Zwar sei der Frust bei allen Beteiligten extrem hoch, gibt der CGM-Kommunikationschef zu. Jetzt gehe es aber wirklich los. Bereits im November sollen seinen Angaben nach die ersten Konnektoren an Arztpraxen ausgeliefert werden. Dabei handelt es sich um ein Gerät, das die einzelnen Ärzte sicher mit der Telematikinfrastruktur verbinden soll. Der Clou: CGM ist derzeit der einzige Anbieter, der einen offiziell zugelassenen Konnektor verkaufen darf. Nach eigenen Angaben hat das Unternehmen bereits einen zweistelligen Millionenbetrag investiert. Entsprechend hoch dürfte daher das Interesse des Softwareherstellers am Gelingen des Projektes sein.

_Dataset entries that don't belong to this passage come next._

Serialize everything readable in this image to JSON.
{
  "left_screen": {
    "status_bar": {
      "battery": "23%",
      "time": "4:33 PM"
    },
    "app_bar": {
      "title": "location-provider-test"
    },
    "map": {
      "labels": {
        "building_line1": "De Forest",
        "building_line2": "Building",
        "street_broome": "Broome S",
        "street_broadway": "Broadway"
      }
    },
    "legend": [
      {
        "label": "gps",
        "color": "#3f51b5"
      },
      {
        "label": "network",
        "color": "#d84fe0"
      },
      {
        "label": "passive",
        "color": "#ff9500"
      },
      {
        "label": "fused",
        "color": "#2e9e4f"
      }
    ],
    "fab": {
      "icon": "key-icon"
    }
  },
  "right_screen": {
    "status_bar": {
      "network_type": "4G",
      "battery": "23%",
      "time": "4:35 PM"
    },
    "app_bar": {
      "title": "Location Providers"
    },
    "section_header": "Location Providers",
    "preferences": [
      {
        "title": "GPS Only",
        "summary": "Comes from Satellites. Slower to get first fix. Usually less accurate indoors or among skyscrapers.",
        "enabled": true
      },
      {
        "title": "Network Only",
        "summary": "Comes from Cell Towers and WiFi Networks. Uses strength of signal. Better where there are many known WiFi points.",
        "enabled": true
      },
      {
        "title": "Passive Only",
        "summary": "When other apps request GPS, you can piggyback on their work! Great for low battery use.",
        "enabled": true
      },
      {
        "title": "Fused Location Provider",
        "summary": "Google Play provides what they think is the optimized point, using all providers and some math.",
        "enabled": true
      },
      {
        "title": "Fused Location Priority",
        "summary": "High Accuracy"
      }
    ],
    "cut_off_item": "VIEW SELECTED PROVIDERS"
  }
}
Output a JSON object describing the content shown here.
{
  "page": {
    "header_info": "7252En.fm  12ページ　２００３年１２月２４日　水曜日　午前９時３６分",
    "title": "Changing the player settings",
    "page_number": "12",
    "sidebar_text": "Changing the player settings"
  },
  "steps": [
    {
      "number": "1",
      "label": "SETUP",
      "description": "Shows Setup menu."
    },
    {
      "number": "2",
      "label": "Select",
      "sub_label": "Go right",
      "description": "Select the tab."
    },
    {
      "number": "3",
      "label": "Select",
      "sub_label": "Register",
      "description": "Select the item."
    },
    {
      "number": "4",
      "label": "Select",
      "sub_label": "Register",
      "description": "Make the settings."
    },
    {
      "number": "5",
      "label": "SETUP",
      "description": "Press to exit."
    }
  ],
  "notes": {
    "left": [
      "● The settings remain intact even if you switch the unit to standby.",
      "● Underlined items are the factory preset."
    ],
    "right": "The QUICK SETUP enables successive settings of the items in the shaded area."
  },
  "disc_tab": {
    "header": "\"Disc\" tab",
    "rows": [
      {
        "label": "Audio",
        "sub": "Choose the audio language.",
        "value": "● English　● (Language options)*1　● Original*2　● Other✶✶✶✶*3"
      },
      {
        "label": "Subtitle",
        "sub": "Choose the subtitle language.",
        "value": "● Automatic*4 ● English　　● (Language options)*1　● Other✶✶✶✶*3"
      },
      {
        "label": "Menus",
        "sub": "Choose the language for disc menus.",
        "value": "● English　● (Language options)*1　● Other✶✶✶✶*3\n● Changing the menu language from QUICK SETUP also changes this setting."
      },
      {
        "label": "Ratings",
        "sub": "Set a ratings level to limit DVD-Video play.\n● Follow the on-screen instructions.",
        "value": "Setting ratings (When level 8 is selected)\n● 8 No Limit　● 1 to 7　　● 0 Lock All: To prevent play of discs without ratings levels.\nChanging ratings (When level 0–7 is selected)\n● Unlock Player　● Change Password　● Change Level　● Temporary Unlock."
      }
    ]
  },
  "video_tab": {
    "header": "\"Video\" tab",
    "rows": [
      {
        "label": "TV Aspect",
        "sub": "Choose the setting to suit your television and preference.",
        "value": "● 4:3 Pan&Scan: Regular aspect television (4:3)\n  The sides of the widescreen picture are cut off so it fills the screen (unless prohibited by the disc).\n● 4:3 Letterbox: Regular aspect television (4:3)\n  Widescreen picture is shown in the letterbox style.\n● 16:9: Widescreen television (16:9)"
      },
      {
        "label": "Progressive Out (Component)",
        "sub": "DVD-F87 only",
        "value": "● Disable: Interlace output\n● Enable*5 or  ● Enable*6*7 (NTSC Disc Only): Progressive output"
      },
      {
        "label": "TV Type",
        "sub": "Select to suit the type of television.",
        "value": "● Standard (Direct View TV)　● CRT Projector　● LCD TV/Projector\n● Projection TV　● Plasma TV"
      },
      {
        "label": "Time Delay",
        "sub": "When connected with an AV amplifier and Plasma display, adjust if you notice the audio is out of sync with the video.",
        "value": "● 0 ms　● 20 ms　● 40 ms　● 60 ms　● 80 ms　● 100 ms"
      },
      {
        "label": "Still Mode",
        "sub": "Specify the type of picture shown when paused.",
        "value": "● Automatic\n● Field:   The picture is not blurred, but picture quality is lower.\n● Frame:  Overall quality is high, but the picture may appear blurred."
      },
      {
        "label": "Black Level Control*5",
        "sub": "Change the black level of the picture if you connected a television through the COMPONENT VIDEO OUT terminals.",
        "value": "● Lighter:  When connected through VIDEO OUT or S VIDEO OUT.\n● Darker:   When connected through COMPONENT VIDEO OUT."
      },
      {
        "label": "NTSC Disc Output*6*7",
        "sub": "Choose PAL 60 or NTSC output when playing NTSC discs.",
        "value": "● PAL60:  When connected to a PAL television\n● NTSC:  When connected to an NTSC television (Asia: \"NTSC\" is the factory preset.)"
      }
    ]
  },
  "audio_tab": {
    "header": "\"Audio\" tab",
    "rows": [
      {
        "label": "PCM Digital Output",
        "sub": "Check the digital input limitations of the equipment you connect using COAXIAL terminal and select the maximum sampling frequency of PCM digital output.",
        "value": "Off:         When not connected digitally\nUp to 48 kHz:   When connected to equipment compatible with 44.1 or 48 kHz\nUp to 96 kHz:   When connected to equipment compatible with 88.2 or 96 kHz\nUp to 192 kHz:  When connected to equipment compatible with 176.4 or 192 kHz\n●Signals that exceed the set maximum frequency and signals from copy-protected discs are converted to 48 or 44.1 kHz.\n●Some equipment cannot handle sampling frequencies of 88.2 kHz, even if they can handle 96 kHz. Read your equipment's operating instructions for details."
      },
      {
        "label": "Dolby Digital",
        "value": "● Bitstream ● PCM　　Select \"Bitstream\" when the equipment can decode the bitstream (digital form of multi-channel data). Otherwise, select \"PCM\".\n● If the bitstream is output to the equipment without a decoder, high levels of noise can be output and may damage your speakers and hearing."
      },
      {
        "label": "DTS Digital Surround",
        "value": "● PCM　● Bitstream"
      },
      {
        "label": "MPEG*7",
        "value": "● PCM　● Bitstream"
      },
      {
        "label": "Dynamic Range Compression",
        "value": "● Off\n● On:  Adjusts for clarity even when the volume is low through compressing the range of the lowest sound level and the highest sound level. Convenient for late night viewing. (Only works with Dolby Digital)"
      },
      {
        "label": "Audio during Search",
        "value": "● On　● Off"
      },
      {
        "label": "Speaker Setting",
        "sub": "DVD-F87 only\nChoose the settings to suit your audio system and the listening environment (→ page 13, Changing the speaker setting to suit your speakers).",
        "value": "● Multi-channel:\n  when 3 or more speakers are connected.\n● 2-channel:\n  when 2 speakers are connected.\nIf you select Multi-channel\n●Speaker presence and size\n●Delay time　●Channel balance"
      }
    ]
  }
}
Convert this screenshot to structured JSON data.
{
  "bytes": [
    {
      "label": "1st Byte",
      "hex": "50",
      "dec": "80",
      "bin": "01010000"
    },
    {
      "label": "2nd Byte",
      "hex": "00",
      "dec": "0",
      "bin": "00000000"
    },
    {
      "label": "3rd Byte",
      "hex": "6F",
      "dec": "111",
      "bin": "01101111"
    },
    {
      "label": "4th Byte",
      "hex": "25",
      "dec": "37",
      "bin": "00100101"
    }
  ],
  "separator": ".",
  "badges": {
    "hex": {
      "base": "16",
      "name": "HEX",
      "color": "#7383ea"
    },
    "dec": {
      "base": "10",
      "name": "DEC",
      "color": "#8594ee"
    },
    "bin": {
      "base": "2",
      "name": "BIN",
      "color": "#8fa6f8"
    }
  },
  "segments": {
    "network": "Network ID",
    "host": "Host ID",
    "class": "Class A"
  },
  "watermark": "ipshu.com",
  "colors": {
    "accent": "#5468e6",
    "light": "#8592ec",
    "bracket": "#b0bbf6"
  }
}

Bis Ende 2018 sollen alle rund 40.000 Praxen mit der neuen Technik ausgestattet sein. Eigentlich sollte dies bereits bis Mitte des nächsten Jahres geschehen. Doch wie so oft wird auch diese Frist nicht eingehalten werden können. Die Verzögerung soll bald von höchster Stelle abgesegnet werden. Bruzek ging vorab davon aus, dass der Bundestag in seiner Sitzung am 3. November die Frist offiziell bis zum 31. Dezember 2018 verlängert.
Aber dann könne es wirklich losgehen, versichert er. Sobald alle an die TI angebunden sind, könnten mehrere Anwendungen gestartet werden. Im Prinzip. Zumindest technisch seien etwa der eArztbrief, der eEntlassbrief oder auch der eMedikationsplan entwickelt und könnten jederzeit scharf geschaltet werden.